Artina Pajaziti* and Gramoz Bunjaku
Background: Pyoderma Gangrenosum (PG) is a rare, neutrophilic, non-infectious, inflammatory dermatosis, clinically characterized by progressive necrotic and purulent tissue ulceration. In up to half of the cases the etiology remains idiopathic, whereas the other half of patients present with an underlying systemic disorder (inflammatory bowel disease, rheumatoid arthritis or lymphoproliferative disorder). The lower legs are most frequently affected although PG can present at any body site. Being a diagnosis of exclusion, there is often a failure of early detection. Innacurate diagnosis and treatment often cause the clinical overview to change, thus leading to progression.

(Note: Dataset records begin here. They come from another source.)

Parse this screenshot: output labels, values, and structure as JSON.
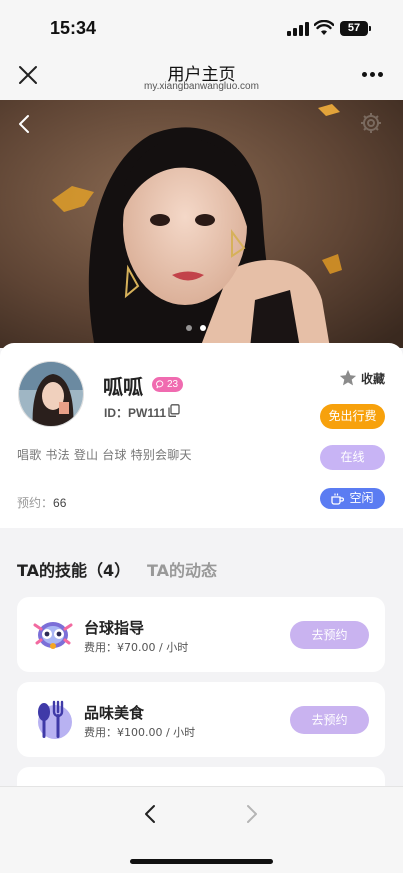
{
  "status_bar": {
    "time": "15:34",
    "battery": "57"
  },
  "header": {
    "title": "用户主页",
    "url": "my.xiangbanwangluo.com"
  },
  "profile": {
    "name": "呱呱",
    "badge_count": "23",
    "id_text": "ID：PW111",
    "favorite_label": "收藏",
    "free_travel_label": "免出行费",
    "tags": "唱歌 书法 登山 台球 特别会聊天",
    "online_label": "在线",
    "bookings_label": "预约：",
    "bookings_count": "66",
    "idle_label": "空闲"
  },
  "tabs": {
    "skills": "TA的技能（4）",
    "feed": "TA的动态"
  },
  "skills": [
    {
      "title": "台球指导",
      "price": "费用：¥70.00 / 小时",
      "book_label": "去预约",
      "icon": "billiards-icon"
    },
    {
      "title": "品味美食",
      "price": "费用：¥100.00 / 小时",
      "book_label": "去预约",
      "icon": "food-icon"
    }
  ],
  "colors": {
    "accent_orange": "#f7a10c",
    "accent_purple": "#c8b4f5",
    "accent_blue": "#5b7cf2",
    "badge_pink": "#f06bb0"
  },
  "icons": [
    "close-icon",
    "more-icon",
    "back-icon",
    "settings-icon",
    "star-icon",
    "copy-icon",
    "chat-icon",
    "cup-icon",
    "forward-icon"
  ]
}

Case presentation: A 49-year old, otherwise healthy, male patient presented with painful necrotic ulcers in lower extremities. He had been treated as pyodermia for two years. The edge-ulcer biopsy resulted in neutrophilic infliltrates. The patients condition showed great remission under systemic corticosteroids and immunosupressants.
Conclusion: This case highlights the challenges for early detection of pyoderma gangrenosum, considering the wide spectrum of differential diagnosis. Clinial determination of the morphological characteristics of the lesions, non-responding antibiotic treatment and improvement after corticosteroids should serve as guidance to early diagnosis and management of the disease.